Patterns / Textile Design

(IFC) Wastewater Management Project in Gazipur

Published: December 9, 2020
Author: Ssmundra2612

In a first-of-its-kind initiative, the industrial city of Gazipur near Dhaka will develop a wastewater and sludge treatment system with private sector participation in two of its urban zones to treat domestic sewage. With an estimated cost of $82 million, the pilot will include a sewerage network of nearly 137 kilometres and will benefit 230,000 households.

It will also include two sewage treatment plants of about 56 million litres per day cumulative capacity, mechanical desludging of septic tanks and transportation of fecal sludge to three treatment plants.

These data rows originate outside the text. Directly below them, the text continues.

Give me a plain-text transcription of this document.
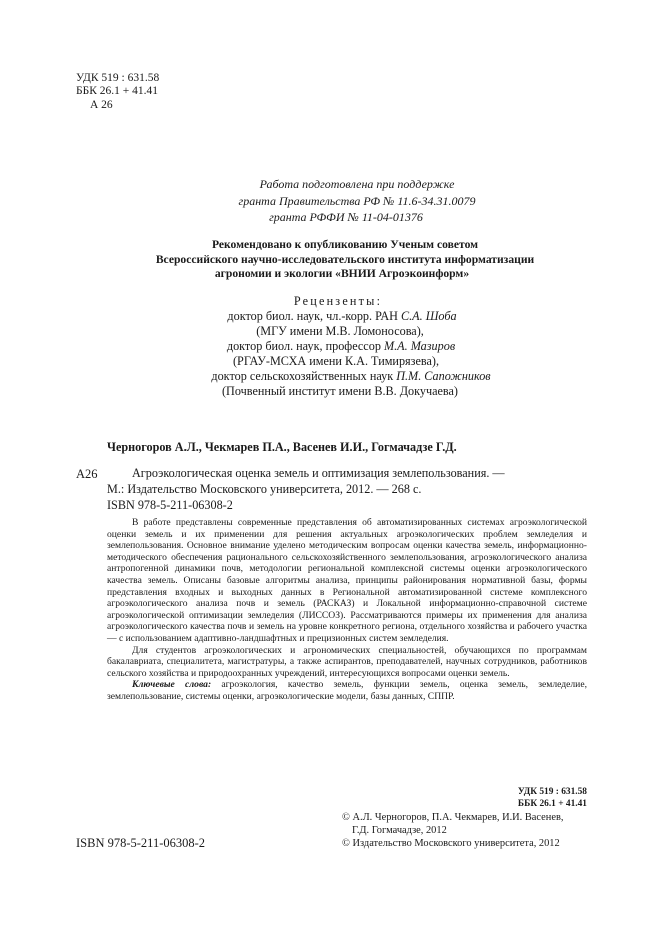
УДК 519 : 631.58
ББК 26.1 + 41.41
А 26
Работа подготовлена при поддержке
гранта Правительства РФ № 11.6-34.31.0079
гранта РФФИ № 11-04-01376
Рекомендовано к опубликованию Ученым советом
Всероссийского научно-исследовательского института информатизации
агрономии и экологии «ВНИИ Агроэкоинформ»
Рецензенты:
доктор биол. наук, чл.-корр. РАН С.А. Шоба
(МГУ имени М.В. Ломоносова),
доктор биол. наук, профессор М.А. Мазиров
(РГАУ-МСХА имени К.А. Тимирязева),
доктор сельскохозяйственных наук П.М. Сапожников
(Почвенный институт имени В.В. Докучаева)
Черногоров А.Л., Чекмарев П.А., Васенев И.И., Гогмачадзе Г.Д.
А26	Агроэкологическая оценка земель и оптимизация землепользования. —
М.: Издательство Московского университета, 2012. — 268 с.
ISBN 978-5-211-06308-2

В работе представлены современные представления об автоматизированных системах агроэкологической оценки земель и их применении для решения актуальных агроэкологических проблем земледелия и землепользования. Основное внимание уделено методическим вопросам оценки качества земель, информационно-методического обеспечения рационального сельскохозяйственного землепользования, агроэкологического анализа антропогенной динамики почв, методологии региональной комплексной системы оценки агроэкологического качества земель. Описаны базовые алгоритмы анализа, принципы районирования нормативной базы, формы представления входных и выходных данных в Региональной автоматизированной системе комплексного агроэкологического анализа почв и земель (РАСКАЗ) и Локальной информационно-справочной системе агроэкологической оптимизации земледелия (ЛИССОЗ). Рассматриваются примеры их применения для анализа агроэкологического качества почв и земель на уровне конкретного региона, отдельного хозяйства и рабочего участка — с использованием адаптивно-ландшафтных и прецизионных систем земледелия.

Для студентов агроэкологических и агрономических специальностей, обучающихся по программам бакалавриата, специалитета, магистратуры, а также аспирантов, преподавателей, научных сотрудников, работников сельского хозяйства и природоохранных учреждений, интересующихся вопросами оценки земель.

Ключевые слова: агроэкология, качество земель, функции земель, оценка земель, земледелие, землепользование, системы оценки, агроэкологические модели, базы данных, СППР.

УДК 519 : 631.58
ББК 26.1 + 41.41
ISBN 978-5-211-06308-2
© А.Л. Черногоров, П.А. Чекмарев, И.И. Васенев,
Г.Д. Гогмачадзе, 2012
© Издательство Московского университета, 2012
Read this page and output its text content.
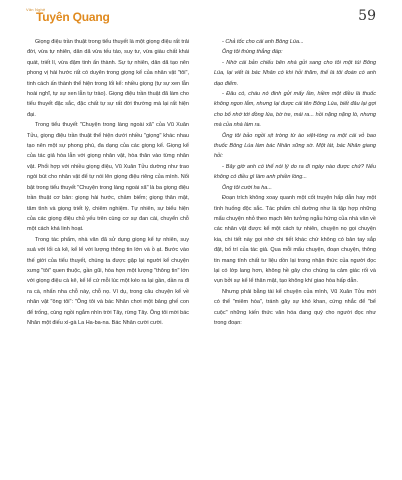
Văn Nghệ
Tuyên Quang	59

Giọng điệu trần thuật trong tiểu thuyết là một giọng điệu rất trải đời, vừa tự nhiên, dân dã vừa tếu táo, suy tư, vừa giàu chất khái quát, triết lí, vừa đậm tinh ẩn thành. Sự tự nhiên, dân dã tạo nên phong vị hài hước rất có duyên trong giọng kể của nhân vật "tôi", tinh cách ấn thành thể hiện trong lối kể: nhiều giọng (tự sự xen lẫn hoài nghĩ, tự sự xen lẫn tự trào). Giọng điệu trần thuật đã làm cho tiểu thuyết đặc sắc, đặc chất tự sự rất đời thường mà lại rất hiện đại.

Trong tiểu thuyết "Chuyện trong làng ngoài xã" của Vũ Xuân Tửu, giọng điệu trần thuật thể hiện dưới nhiều "giọng" khác nhau tạo nên một sự phong phú, đa dạng của các giọng kể. Giọng kể của tác giả hòa lẫn với giọng nhân vật, hòa thân vào từng nhân vật. Phối hợp với nhiều giọng điệu, Vũ Xuân Tửu dường như trao ngòi bút cho nhân vật để tự nói lên giọng điệu riêng của mình. Nổi bật trong tiểu thuyết "Chuyện trong làng ngoài xã" là ba giọng điệu trần thuật cơ bản: giọng hài hước, châm biếm; giọng thân mật, tâm tình và giọng triết lý, chiêm nghiệm. Tự nhiên, sự biểu hiện của các giọng điệu chủ yếu trên cùng cơ sự đan cài, chuyển chỗ một cách khá linh hoạt.

Trong tác phẩm, nhà văn đã sử dụng giọng kể tự nhiên, suy suả với lối cà kê, kể lể với lượng thông tin lớn và ồ ạt. Bước vào thế giới của tiểu thuyết, chúng ta được gặp lại người kể chuyện xưng "tôi" quen thuộc, gần gũi, hòa hợn một lượng "thông tin" lớn với giọng điệu cà kê, kể lể cứ mỗi lúc một kéo ra lại gần, dần ra đi ra cà, nhẩn nha chỗ này, chỗ nọ. Ví dụ, trong câu chuyện kể về nhân vật "ông tôi": "Ông tôi và bác Nhân chơi một bảng ghế con để trống, cùng ngồi ngắm nhìn trời Tây, rừng Tây. Ông tôi mời bác Nhân một điếu xì-gà La Ha-ba-na. Bác Nhân cười cười.

- Chả tốc cho cái anh Bông Lúa...

Ông tôi thùng thẳng đáp:

- Nhờ cái bản chiếu bên nhà gửi sang cho tôi một túi Bông Lúa, lại viết là bác Nhân có khi hỏi thăm, thế là tôi đoán có anh dạo điếm.

- Đâu có, cháu nó đinh gửi mấy lần, hiềm một điều là thuốc không ngon lắm, nhưng lại được cái tên Bông Lúa, biết đâu lại gợi cho bố nhớ tới đồng lúa, bờ tre, mái ra... hồi nặng nặng lò, nhưng mà của nhà làm ra.

Ông tôi bảo ngồi xịt tròng từ ào việt-tòng ra một cái vỏ bao thuốc Bông Lúa làm bác Nhân sững sờ. Một lát, bác Nhân giang hỏi:

- Bây giờ anh có thể nói lý do ra đi ngày nào được chứ? Nếu không có điều gì làm anh phiền lòng...

Ông tôi cười ha ha...

Đoạn trích không xoay quanh một cốt truyện hấp dẫn hay một tình huống độc sắc. Tác phẩm chỉ dường như là tập hợp những mẩu chuyện nhỏ theo mạch liên tưởng ngẫu hứng của nhà văn về các nhân vật được kể một cách tự nhiên, chuyện nọ gọi chuyện kia, chi tiết này gọi nhớ chi tiết khác chứ không có bản tay sắp đặt, bố trí của tác giả. Qua mỗi mẩu chuyện, đoạn chuyện, thông tin mang tính chất tư liệu dồn lại trong nhận thức của người đọc lại có lớp lang hơn, không hề gây cho chúng ta cảm giác rối và vụn bởi sự kể lể thân mật, tạo không khí giao hòa hấp dẫn.

Nhưng phải bằng tài kể chuyện của mình, Vũ Xuân Tửu mới có thể "miêm hòa", tránh gây sự khó khan, cứng nhắc để "bể cuộc" những kiến thức văn hóa đang quý cho người đọc như trong đoạn:
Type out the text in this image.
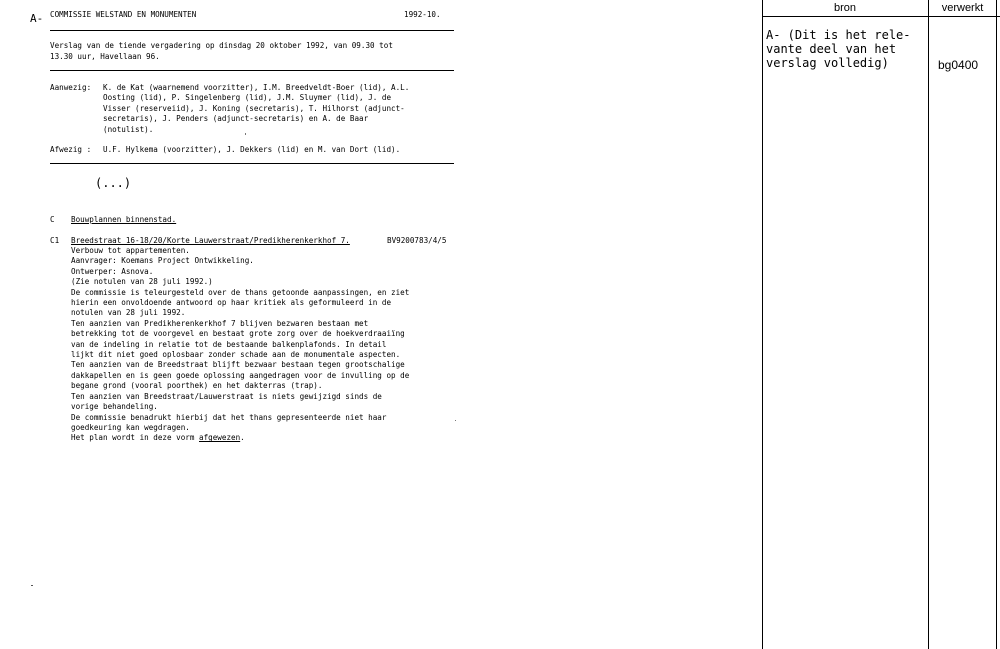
A- COMMISSIE WELSTAND EN MONUMENTEN	1992-10.
Verslag van de tiende vergadering op dinsdag 20 oktober 1992, van 09.30 tot
13.30 uur, Havellaan 96.
Aanwezig: K. de Kat (waarnemend voorzitter), I.M. Breedveldt-Boer (lid), A.L.
Oosting (lid), P. Singelenberg (lid), J.M. Sluymer (lid), J. de
Visser (reserveiid), J. Koning (secretaris), T. Hilhorst (adjunct-
secretaris), J. Penders (adjunct-secretaris) en A. de Baar
(notulist).
Afwezig : U.F. Hylkema (voorzitter), J. Dekkers (lid) en M. van Dort (lid).
(...)
C Bouwplannen binnenstad.
C1 Breedstraat 16-18/20/Korte Lauwerstraat/Predikherenkerkhof 7.	BV9200783/4/5
Verbouw tot appartementen.
Aanvrager: Koemans Project Ontwikkeling.
Ontwerper: Asnova.
(Zie notulen van 28 juli 1992.)
De commissie is teleurgesteld over de thans getoonde aanpassingen, en ziet
hierin een onvoldoende antwoord op haar kritiek als geformuleerd in de
notulen van 28 juli 1992.
Ten aanzien van Predikherenkerkhof 7 blijven bezwaren bestaan met
betrekking tot de voorgevel en bestaat grote zorg over de hoekverdraaiïng
van de indeling in relatie tot de bestaande balkenplafonds. In detail
lijkt dit niet goed oplosbaar zonder schade aan de monumentale aspecten.
Ten aanzien van de Breedstraat blijft bezwaar bestaan tegen grootschalige
dakkapellen en is geen goede oplossing aangedragen voor de invulling op de
begane grond (vooral poorthek) en het dakterras (trap).
Ten aanzien van Breedstraat/Lauwerstraat is niets gewijzigd sinds de
vorige behandeling.
De commissie benadrukt hierbij dat het thans gepresenteerde niet haar
goedkeuring kan wegdragen.
Het plan wordt in deze vorm afgewezen.
bron	verwerkt
A- (Dit is het rele-
vante deel van het
verslag volledig)	bg0400
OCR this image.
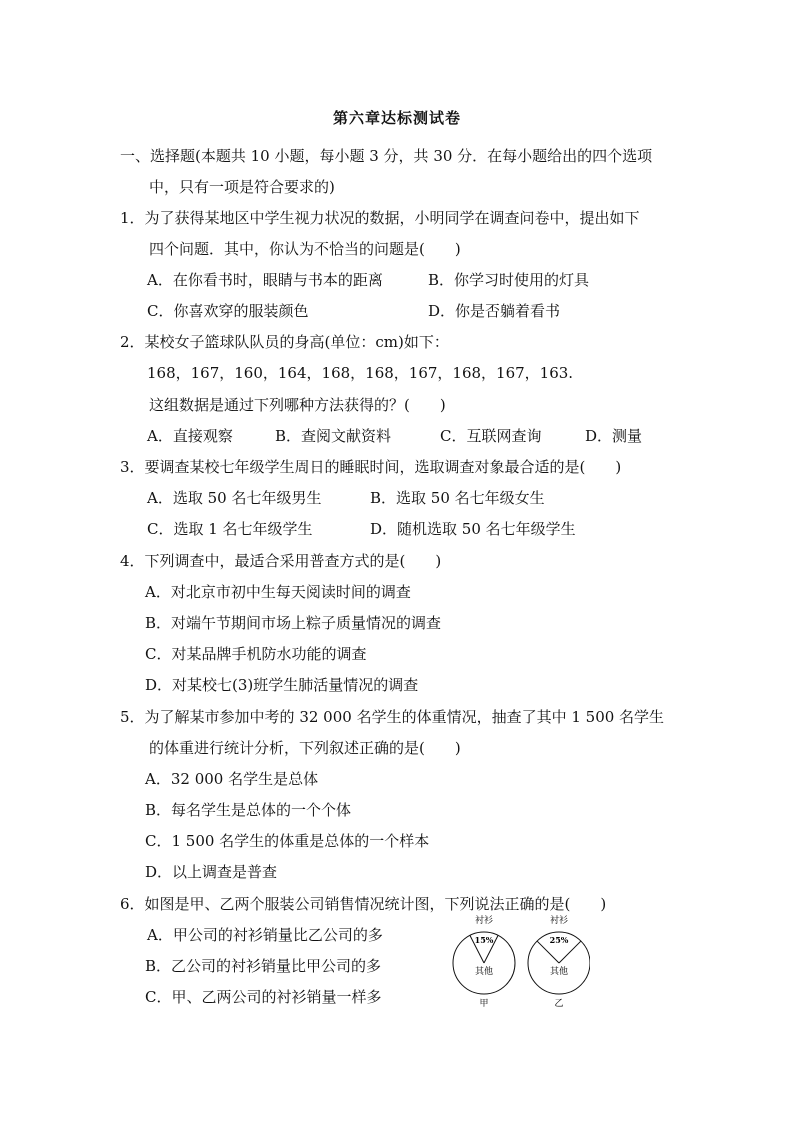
第六章达标测试卷
一、选择题(本题共 10 小题，每小题 3 分，共 30 分．在每小题给出的四个选项
中，只有一项是符合要求的)
1．为了获得某地区中学生视力状况的数据，小明同学在调查问卷中，提出如下
四个问题．其中，你认为不恰当的问题是(　　)
A．在你看书时，眼睛与书本的距离	B．你学习时使用的灯具
C．你喜欢穿的服装颜色	D．你是否躺着看书
2．某校女子篮球队队员的身高(单位：cm)如下：
168，167，160，164，168，168，167，168，167，163.
这组数据是通过下列哪种方法获得的？(　　)
A．直接观察	B．查阅文献资料	C．互联网查询	D．测量
3．要调查某校七年级学生周日的睡眠时间，选取调查对象最合适的是(　　)
A．选取 50 名七年级男生	B．选取 50 名七年级女生
C．选取 1 名七年级学生	D．随机选取 50 名七年级学生
4．下列调查中，最适合采用普查方式的是(　　)
A．对北京市初中生每天阅读时间的调查
B．对端午节期间市场上粽子质量情况的调查
C．对某品牌手机防水功能的调查
D．对某校七(3)班学生肺活量情况的调查
5．为了解某市参加中考的 32 000 名学生的体重情况，抽查了其中 1 500 名学生
的体重进行统计分析，下列叙述正确的是(　　)
A．32 000 名学生是总体
B．每名学生是总体的一个个体
C．1 500 名学生的体重是总体的一个样本
D．以上调查是普查
6．如图是甲、乙两个服装公司销售情况统计图，下列说法正确的是(　　)
A．甲公司的衬衫销量比乙公司的多
B．乙公司的衬衫销量比甲公司的多
C．甲、乙两公司的衬衫销量一样多
衬衫
15%
其他
甲
衬衫
25%
其他
乙
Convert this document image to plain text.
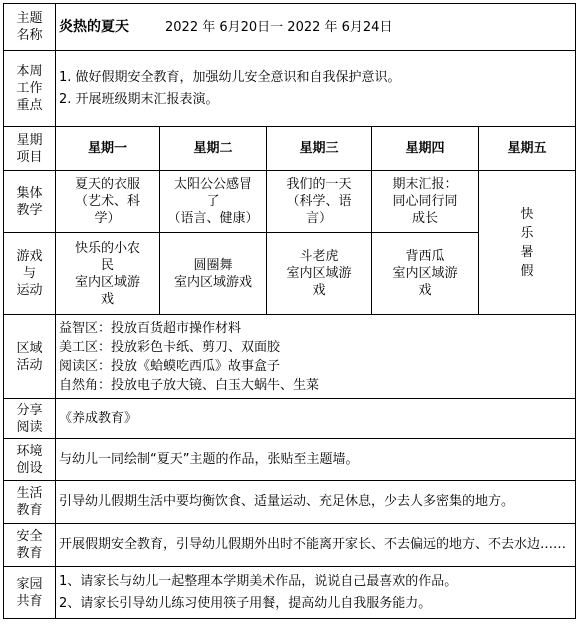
主题
名称	炎热的夏天 2022 年 6月20日一 2022 年 6月24日				

本周
工作
重点	1. 做好假期安全教育，加强幼儿安全意识和自我保护意识。
2. 开展班级期末汇报表演。				

星期
项目	星期一	星期二	星期三	星期四	星期五

集体
教学	夏天的衣服
（艺术、科
学）	太阳公公感冒
了
（语言、健康）	我们的一天
（科学、语
言）	期末汇报：
同心同行同
成长	快
乐
暑
假

游戏
与
运动	快乐的小农
民
室内区域游
戏	圆圈舞
室内区域游戏	斗老虎
室内区域游
戏	背西瓜
室内区域游
戏	

区域
活动	益智区：投放百货超市操作材料
美工区：投放彩色卡纸、剪刀、双面胶
阅读区：投放《蛤蟆吃西瓜》故事盒子
自然角：投放电子放大镜、白玉大蜗牛、生菜				

分享
阅读	《养成教育》				

环境
创设	与幼儿一同绘制“夏天”主题的作品，张贴至主题墙。				

生活
教育	引导幼儿假期生活中要均衡饮食、适量运动、充足休息，少去人多密集的地方。				

安全
教育	开展假期安全教育，引导幼儿假期外出时不能离开家长、不去偏远的地方、不去水边……				

家园
共育	1、请家长与幼儿一起整理本学期美术作品，说说自己最喜欢的作品。
2、请家长引导幼儿练习使用筷子用餐，提高幼儿自我服务能力。				
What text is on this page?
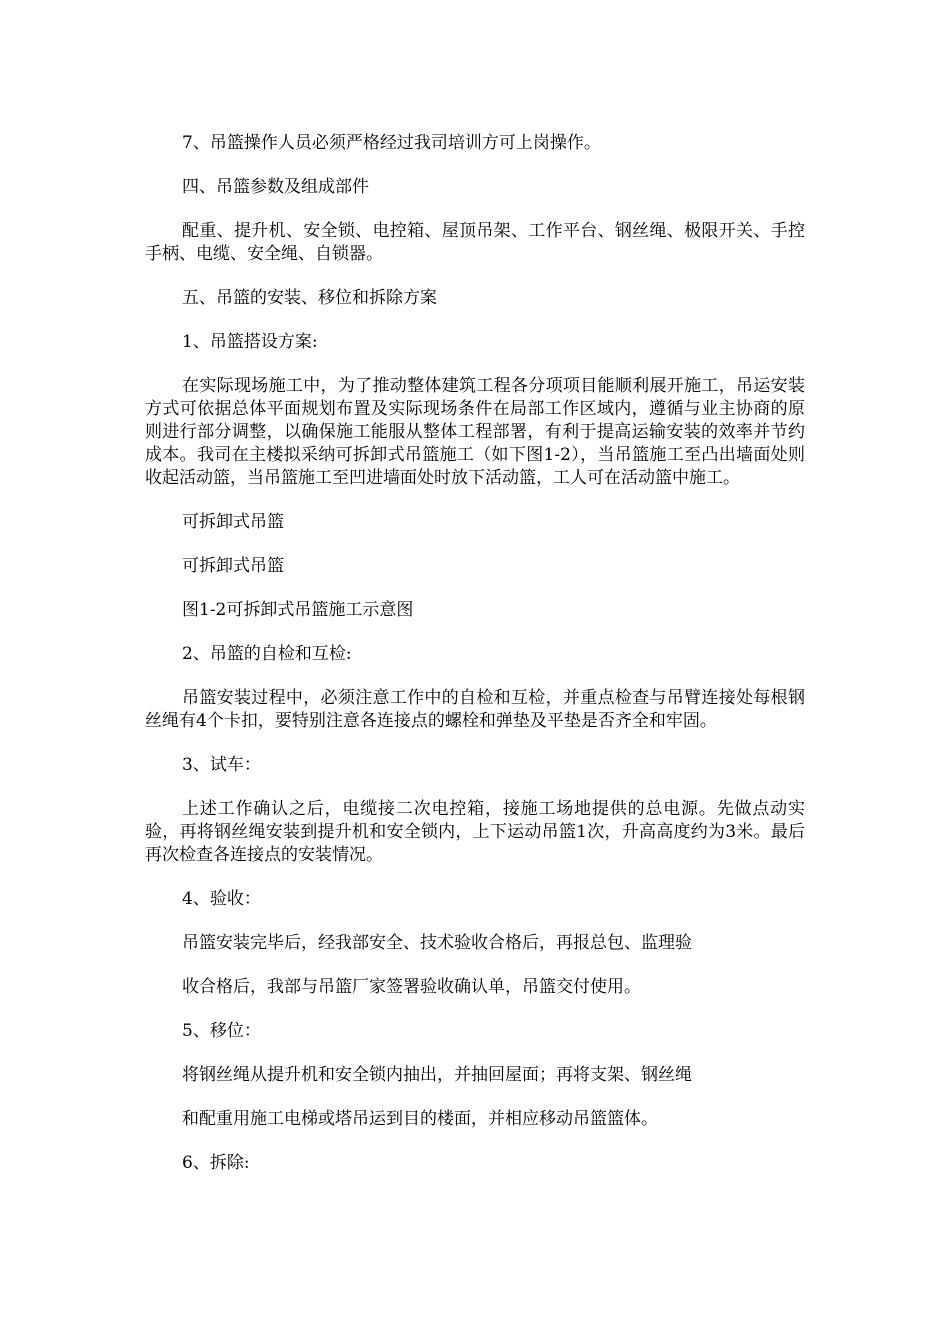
7、吊篮操作人员必须严格经过我司培训方可上岗操作。

四、吊篮参数及组成部件

配重、提升机、安全锁、电控箱、屋顶吊架、工作平台、钢丝绳、极限开关、手控手柄、电缆、安全绳、自锁器。

五、吊篮的安装、移位和拆除方案

1、吊篮搭设方案:

在实际现场施工中，为了推动整体建筑工程各分项项目能顺利展开施工，吊运安装方式可依据总体平面规划布置及实际现场条件在局部工作区域内，遵循与业主协商的原则进行部分调整，以确保施工能服从整体工程部署，有利于提高运输安装的效率并节约成本。我司在主楼拟采纳可拆卸式吊篮施工（如下图1-2），当吊篮施工至凸出墙面处则收起活动篮，当吊篮施工至凹进墙面处时放下活动篮，工人可在活动篮中施工。

可拆卸式吊篮

可拆卸式吊篮

图1-2可拆卸式吊篮施工示意图

2、吊篮的自检和互检:

吊篮安装过程中，必须注意工作中的自检和互检，并重点检查与吊臂连接处每根钢丝绳有4个卡扣，要特别注意各连接点的螺栓和弹垫及平垫是否齐全和牢固。

3、试车：

上述工作确认之后，电缆接二次电控箱，接施工场地提供的总电源。先做点动实验，再将钢丝绳安装到提升机和安全锁内，上下运动吊篮1次，升高高度约为3米。最后再次检查各连接点的安装情况。

4、验收：

吊篮安装完毕后，经我部安全、技术验收合格后，再报总包、监理验

收合格后，我部与吊篮厂家签署验收确认单，吊篮交付使用。

5、移位：

将钢丝绳从提升机和安全锁内抽出，并抽回屋面；再将支架、钢丝绳

和配重用施工电梯或塔吊运到目的楼面，并相应移动吊篮篮体。

6、拆除:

The move follows the signing of an agreement between the International Finance Corporation (IFC), a member of the World Bank Group, and the Public-Private Partnership Authority (PPPA) of Bangladesh to provide transaction advisory services to help set up a wastewater management system in Gazipur and Tongi areas of Gazipur City Corporation (GCC).

“The Gazipur project will serve as a model for rolling out similar public-private partnership projects across the country with the aim of improving citizens’ health and increasing Bangladesh’s market competitiveness by eliminating untreated wastewater flowing into the ground and water bodies by 2035,” Sultana Afroz, secretary to the government of Bangladesh and PPPA chief executive officer was quoted as saying by an IFC press release.

Gazipur, a major hub for manufacturing readymade garments, has seen rapid urbanisation over the past two decades. At present, the city of over two million people does not have a wastewater treatment plant or a centralised sewerage network.

Nearly 70 per cent of the 230,000 households in Gazipur and Tongi areas rely on a decentralised system, which is typically a conventional septic tank and pit latrines, while the wastewater generated by the remaining 30 per cent is discharged directly into open drains or water bodies.

The project was the result of a three-year effort by the Bangladesh Water Multi Stakeholder Partnership, which is being facilitated by the 2030 Water Resources Group, a public-private-civil society multi-donor trust fund hosted by the World Bank Group.